The past week has been an emotional whirlwind. I guess out of naivety more than anything, I ended up testing the idea of being yourself, allowing your vulnerabilities to be seen by others and owning it. Although I learned a lot in the aftermath of being judged online and trying to decipher constructive criticism from veiled superiority, it was definitely not an experience I would like to repeat. I’m able to dismiss abuse and horrible labels, but the cases where semi-intelligible criticisms turn out to primarily serve the ego of the advice giver, these do kind of get to me because it takes being open to vulnerability to sincerely evaluate these messages, only to discover inauthenticity in a more refined state.
Although this poor experience, especially in an online environment, does not represent what may happen in real life interactions, I don’t think further testing is necessary. INTPs are born by nature to be disliked by the greater good, and that is separate from whether we should choose to serve it.
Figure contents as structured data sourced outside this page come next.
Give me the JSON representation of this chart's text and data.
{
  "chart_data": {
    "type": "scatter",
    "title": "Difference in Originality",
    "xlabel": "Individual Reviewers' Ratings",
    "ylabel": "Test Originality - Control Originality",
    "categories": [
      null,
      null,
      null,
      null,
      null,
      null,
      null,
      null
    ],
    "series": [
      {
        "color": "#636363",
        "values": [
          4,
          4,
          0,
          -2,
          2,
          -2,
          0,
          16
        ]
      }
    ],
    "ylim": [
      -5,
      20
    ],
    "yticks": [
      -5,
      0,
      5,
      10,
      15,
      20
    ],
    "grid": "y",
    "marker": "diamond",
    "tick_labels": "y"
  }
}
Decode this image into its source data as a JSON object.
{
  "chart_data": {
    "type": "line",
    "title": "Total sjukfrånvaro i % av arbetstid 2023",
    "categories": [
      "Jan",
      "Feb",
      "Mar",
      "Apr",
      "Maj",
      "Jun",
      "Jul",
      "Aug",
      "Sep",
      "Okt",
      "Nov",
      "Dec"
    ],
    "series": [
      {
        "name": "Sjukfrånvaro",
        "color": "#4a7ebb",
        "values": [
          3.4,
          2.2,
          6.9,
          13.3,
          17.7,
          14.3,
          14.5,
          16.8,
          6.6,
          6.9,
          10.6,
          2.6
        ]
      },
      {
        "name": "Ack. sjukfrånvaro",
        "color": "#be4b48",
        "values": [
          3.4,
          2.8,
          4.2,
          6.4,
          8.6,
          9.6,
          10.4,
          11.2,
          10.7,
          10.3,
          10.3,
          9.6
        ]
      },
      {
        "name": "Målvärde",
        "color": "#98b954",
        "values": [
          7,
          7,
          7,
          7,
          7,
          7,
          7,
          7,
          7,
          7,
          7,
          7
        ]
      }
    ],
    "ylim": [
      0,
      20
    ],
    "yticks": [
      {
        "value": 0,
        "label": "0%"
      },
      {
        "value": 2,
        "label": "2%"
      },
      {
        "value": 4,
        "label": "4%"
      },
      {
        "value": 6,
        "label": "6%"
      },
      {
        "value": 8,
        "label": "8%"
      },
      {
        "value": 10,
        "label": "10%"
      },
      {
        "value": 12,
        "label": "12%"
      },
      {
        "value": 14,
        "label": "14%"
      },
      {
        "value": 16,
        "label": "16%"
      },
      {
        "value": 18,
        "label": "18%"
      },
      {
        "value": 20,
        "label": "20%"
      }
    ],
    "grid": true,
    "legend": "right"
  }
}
It’s down to the way we think, no matter how normal we can learn to act on the outside. It cannot be inauthentic to distance yourself from people in general if that is required to maintain your own well-being. This is a lesson that has taken me a year to figure out for myself. It will take a while yet to become more comfortable with it too.
In Europe, I re-discovered a huge part of myself that has not seen light of day since I was a small kid. It felt like I opened Pandora’s box; if there was an INTP version then Pandora’s box probably contains emotions and feelings. This is not the first time I’ve opened such a box, but boy, I certainly didn’t expect to find a second. In fact, it kind of ruined many of my plans. I half-expected everything I learned in Europe to stay put, but that didn’t happen. On returning home it was a collision of two worlds—mostly peaceful—but I still have to figure out how to sort this mess and clear out what end up classifying as garbage.
A key difference between traveling and normal life is that when traveling you’ll meet and interact with people that you’ll never see again. In a way, the consequences of how you treat these people are irrelevant to you because they’re externalized, whereas at home it’s a small world and your actions may come to affect you and others with observable long-term effects. The idea that you can do whatever you want in another country with people you’ll never see again, that actually makes me feel more safe about expressing kindness, whether or not it is appreciated. Not being around to see the repercussions is good, because I don’t grow attached (and I don’t have the ability to care).
Unfortunately, arriving home, realizing and coming to terms with the fact that I still have friends from the trip—people who I have grown to care about—is rough. When people get to know a certain part of me, I care too much. I’m too emotionally sensitive. And this contrasts greatly with my logical side, which craves a bit more sanity in everyday life. It’s hard for me to maintain a healthy middle ground, and while switching between the two is possible, it’s still chaotic.
Friends are resources that you invest in for long-term benefits. That’s how most people seem to behave, and I should do well to learn that. The whole feelings and attachment thing is counterproductive and just gets in the way. No one feels the same way I do, and no one appreciates it, not even me. It’s a lose-lose thing.
I’ve learned a lot about this week about my state of progress. This new sense of emotional awareness is dangerous. The effort I’ve put into developing my emotional maturity has made a difference, but all the same the things I have to deal with now have escalated beyond my current capabilities. Human interaction affects my mood. My mood affects my emotions and feelings. Strong feelings get overwhelming and distract me from things that matter more. If I can’t process all these feelings, the logical solution is to limit the source, which really comes down to human interaction.
I need to be more selfish. I need to stop caring so much. I need to realize that what people think of me, especially my friends, is irrelevant. People and friends are just resources, nothing more and nothing less. It is extremely difficult for me to adopt such a mantra, and yet I feel like it’s the healthy thing to do.
I care about you but I don’t give a shit what you think about me.
But to really test my theory, over the next week, I will: not initiate contact with friends, abstain from using empathy around people, stop feeling the need to explain myself, and avoid making new acquaintances. The outcome of the experiment does not even matter so much as the distance I’m trying to create and the audacity of continuing to take risks for the benefit of learning, even if it only makes sense to myself.